Cash, cash ISA, baby! I cannot believe you made me say that!
Sorry 😀
A pension saves you money as you get income tax relief. But you pay management fees, transaction fees, holding fees. Not much to me, but if you’re earning minimum wage, you aren’t getting much back for your money.
Cash ISAs are great for three reasons.
- You can access you money if you need it. Any spare money you have can be added at any time. You cannot do that with your pension.
- Multiplier effect. You may not be able to use your £20,000 ISA limit each year, but each ISA can be added to new ones. This means if I manage to save £300 in my first year, the next year, I can add this £300 to the next ISA I start and still have my complete allowence and the interest I have earnt… which means it is all growing!
- You and your spouse can make use of both allowences. So say one is a higher rate earner the other is on minimum wage, you have £40,000 to invest each year with no tax on your interest.
- The other things is the £1 you save on the first day is worth the most. As a low paid earner, especially if you can start saving from the age of 16, the better off you will be in your life-time.
The £40,000 for a couple is really useful.
Given an interest rate of 4.3% per annum, it takes a single person 24 years to get enough ISAs to give an annual interest amount of £20,000.
Two people together can achieve the same thing in 12 years. Add on the full state pension, £11,502.40, and that would be an income of £31,502.40 with very little risk and no fees anywhere.
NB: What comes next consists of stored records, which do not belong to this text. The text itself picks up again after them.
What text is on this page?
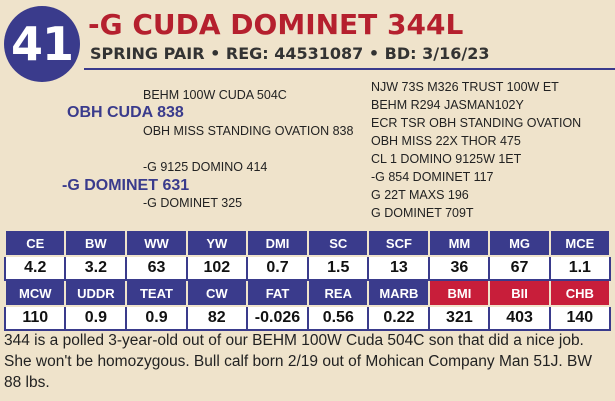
41 -G CUDA DOMINET 344L
SPRING PAIR • REG: 44531087 • BD: 3/16/23
BEHM 100W CUDA 504C
OBH CUDA 838
OBH MISS STANDING OVATION 838
-G 9125 DOMINO 414
-G DOMINET 631
-G DOMINET 325
NJW 73S M326 TRUST 100W ET
BEHM R294 JASMAN102Y
ECR TSR OBH STANDING OVATION
OBH MISS 22X THOR 475
CL 1 DOMINO 9125W 1ET
-G 854 DOMINET 117
G 22T MAXS 196
G DOMINET 709T
CE	BW	WW	YW	DMI	SC	SCF	MM	MG	MCE
4.2	3.2	63	102	0.7	1.5	13	36	67	1.1
MCW	UDDR	TEAT	CW	FAT	REA	MARB	BMI	BII	CHB
110	0.9	0.9	82	-0.026	0.56	0.22	321	403	140
344 is a polled 3-year-old out of our BEHM 100W Cuda 504C son that did a nice job. She won't be homozygous. Bull calf born 2/19 out of Mohican Company Man 51J. BW 88 lbs.
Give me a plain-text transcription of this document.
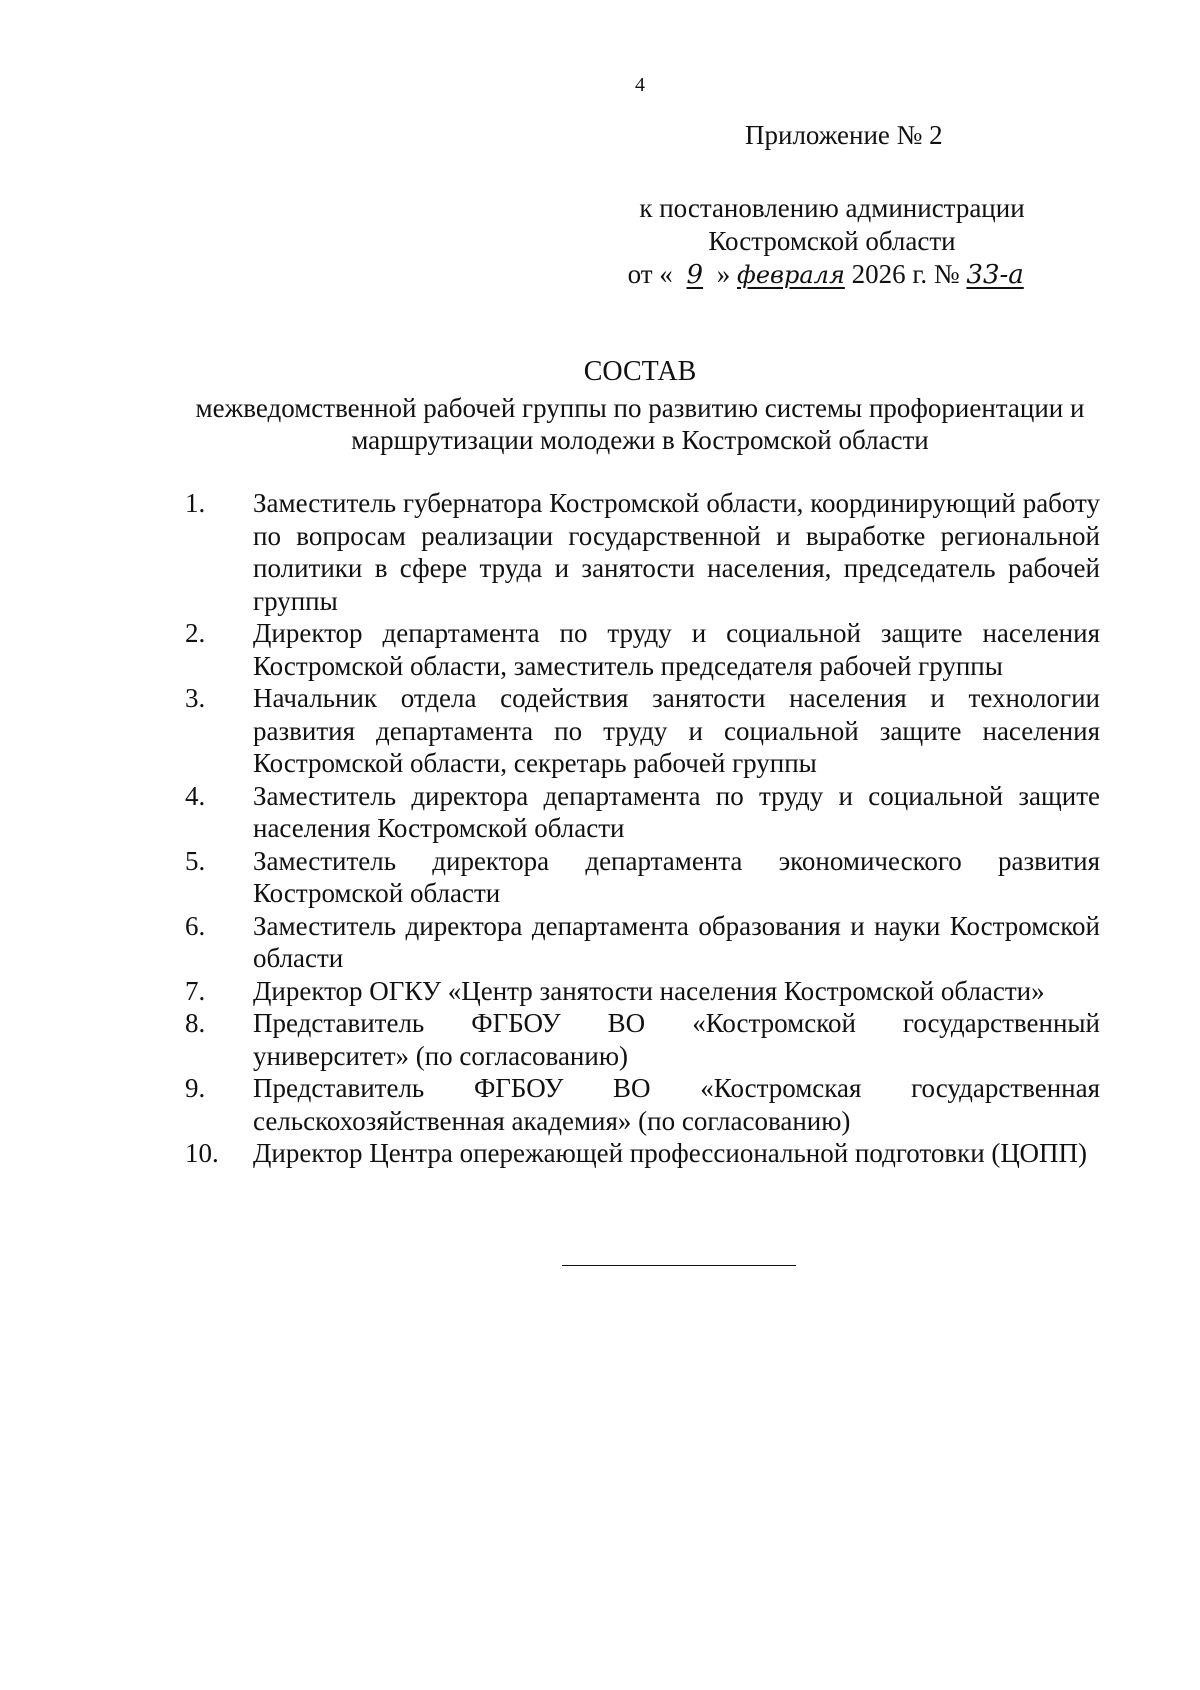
4
Приложение № 2
к постановлению администрации
Костромской области
от « 9 » февраля 2026 г. № 33-а
СОСТАВ
межведомственной рабочей группы по развитию системы профориентации и маршрутизации молодежи в Костромской области
1.	Заместитель губернатора Костромской области, координирующий работу по вопросам реализации государственной и выработке региональной политики в сфере труда и занятости населения, председатель рабочей группы
2.	Директор департамента по труду и социальной защите населения Костромской области, заместитель председателя рабочей группы
3.	Начальник отдела содействия занятости населения и технологии развития департамента по труду и социальной защите населения Костромской области, секретарь рабочей группы
4.	Заместитель директора департамента по труду и социальной защите населения Костромской области
5.	Заместитель директора департамента экономического развития Костромской области
6.	Заместитель директора департамента образования и науки Костромской области
7.	Директор ОГКУ «Центр занятости населения Костромской области»
8.	Представитель ФГБОУ ВО «Костромской государственный университет» (по согласованию)
9.	Представитель ФГБОУ ВО «Костромская государственная сельскохозяйственная академия» (по согласованию)
10.	Директор Центра опережающей профессиональной подготовки (ЦОПП)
It’s not a fortune, but it’s only a few thousand shy of the average wage of
£35,830 in the UK.
Plus you have £465,116.28 in savings.
In the UK, there are around 5,000 ISA millionaires. Most of them started with cash ISAs then converted them to Share ISAs. I’m no-where near there, and as my father used to say (he was a stock broker for 40 years), it’s not worth investing in shares unless you have £20,000 and ideally, you have the space to allow those assets to depreciate without it hurting.
Of course, if you have rent/mortgage to pay each month, that’s a huge ask. But it’s why those who concentrate on settling the mortgage, get such an advantage – £31,500 per annum when you are not paying any rent or mortgage is really good money – £2,625 a month.
But of course, I didn’t do that. I got the benefit of my work pension where my employer is doubling what I contribute. That’s the time when it makes the most sense to contribute to the work scheme!
Posted: November 30th, 2024 under 42.